Solved – L1-norm cost function for Neural Network. (Regression)

Question

I am trying to build a regression model using a neural network. The final cost measure is the mean absolute error (MAE) on the output (one output unit, 200 input units).

Right now all my hidden units have rectifier activation. The output unit is just a linear unit with pass-through activation. It seems the network cannot learn efficiently, the error (even on can't find a value that makes the error go down monotonically).

I suspect the cost function (L1-norm) might be the culprit. Right now, when taking the gradient, I either pass 1 or -1 depending on predicted value vs actual output value. Is this the right way? (Since L1 is not smooth at 0, would this be the reason why the learning is not smooth/effective?) What is the right way to handle a L1-norm cost function?

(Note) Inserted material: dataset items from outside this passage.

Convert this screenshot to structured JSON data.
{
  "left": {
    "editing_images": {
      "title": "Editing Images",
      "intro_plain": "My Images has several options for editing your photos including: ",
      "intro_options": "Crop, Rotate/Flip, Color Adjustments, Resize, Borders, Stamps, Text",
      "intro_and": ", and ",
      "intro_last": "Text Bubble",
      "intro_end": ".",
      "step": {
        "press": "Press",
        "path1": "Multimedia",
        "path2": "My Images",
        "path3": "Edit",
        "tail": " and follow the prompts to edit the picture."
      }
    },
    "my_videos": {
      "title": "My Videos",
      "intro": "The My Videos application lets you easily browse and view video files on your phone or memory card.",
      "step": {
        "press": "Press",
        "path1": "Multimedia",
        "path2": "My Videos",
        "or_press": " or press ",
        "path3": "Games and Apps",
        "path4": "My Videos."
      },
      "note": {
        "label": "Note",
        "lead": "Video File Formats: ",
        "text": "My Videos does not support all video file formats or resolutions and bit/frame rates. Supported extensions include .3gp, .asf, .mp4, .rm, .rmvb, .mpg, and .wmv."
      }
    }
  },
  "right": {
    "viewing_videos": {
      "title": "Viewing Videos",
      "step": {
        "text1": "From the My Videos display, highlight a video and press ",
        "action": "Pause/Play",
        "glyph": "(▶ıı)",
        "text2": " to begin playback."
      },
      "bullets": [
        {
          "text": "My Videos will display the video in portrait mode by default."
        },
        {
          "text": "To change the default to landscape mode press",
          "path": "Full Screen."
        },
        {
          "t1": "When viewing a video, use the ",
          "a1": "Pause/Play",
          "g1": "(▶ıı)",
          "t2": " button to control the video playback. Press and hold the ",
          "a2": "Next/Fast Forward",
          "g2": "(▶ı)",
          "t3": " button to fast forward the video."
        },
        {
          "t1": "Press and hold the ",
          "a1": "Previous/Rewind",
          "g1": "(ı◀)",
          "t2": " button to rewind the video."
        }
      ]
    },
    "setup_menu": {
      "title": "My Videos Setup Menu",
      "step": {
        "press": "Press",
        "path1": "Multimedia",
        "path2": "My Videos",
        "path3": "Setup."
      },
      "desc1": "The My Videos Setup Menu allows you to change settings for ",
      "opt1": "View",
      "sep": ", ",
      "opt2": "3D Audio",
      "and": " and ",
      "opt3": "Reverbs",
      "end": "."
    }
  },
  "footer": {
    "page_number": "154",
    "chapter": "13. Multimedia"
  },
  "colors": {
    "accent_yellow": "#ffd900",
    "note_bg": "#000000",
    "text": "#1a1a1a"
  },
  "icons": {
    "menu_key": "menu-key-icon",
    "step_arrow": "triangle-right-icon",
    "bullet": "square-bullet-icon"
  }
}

Thanks, any help is appreciated!

Answer 1

I am pretty sure it is not the L1 cost function. Neural nets are pretty robust when it comes to only locally differentiable things. To make really sure, you can use the L2 loss and see if it has similar problems. That being said, my experience is that L1 and L2 based objectives find similar solutions most of the time.

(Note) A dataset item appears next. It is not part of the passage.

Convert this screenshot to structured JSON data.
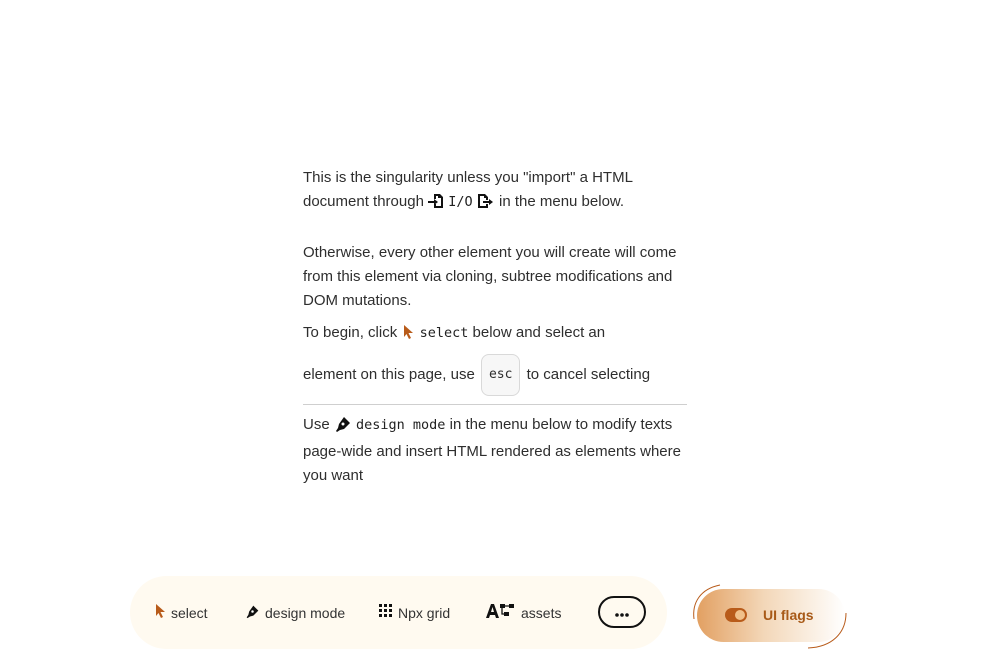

Here are some things that you should investigate:

• Try to initialize the parameters in different ranges (e.g. normally distributed around zero with a standard deviation of 1e-6,1e-5, ..., 1e-1.).
• Reduce the learning rate, e.g. 1e-6,1e-5, ..., 1e-1. (I suppose you are using SGD).
• In case you are using sth more sophisticated, especially second order such as LBFGS, use either stochastic gradient descent, rprop, rmsprop or adadelta. (These methods are not bad per se, but in some cases work horrible. As the other optimizers do in other cases.)
• Have you tried mini batches? That is calculating the loss not on the whole data set or a single sample, but on a group of samples (e.g. 10, 50, 200--depends on your data set size). This can help a lot and is the most underestimated hyper parameters.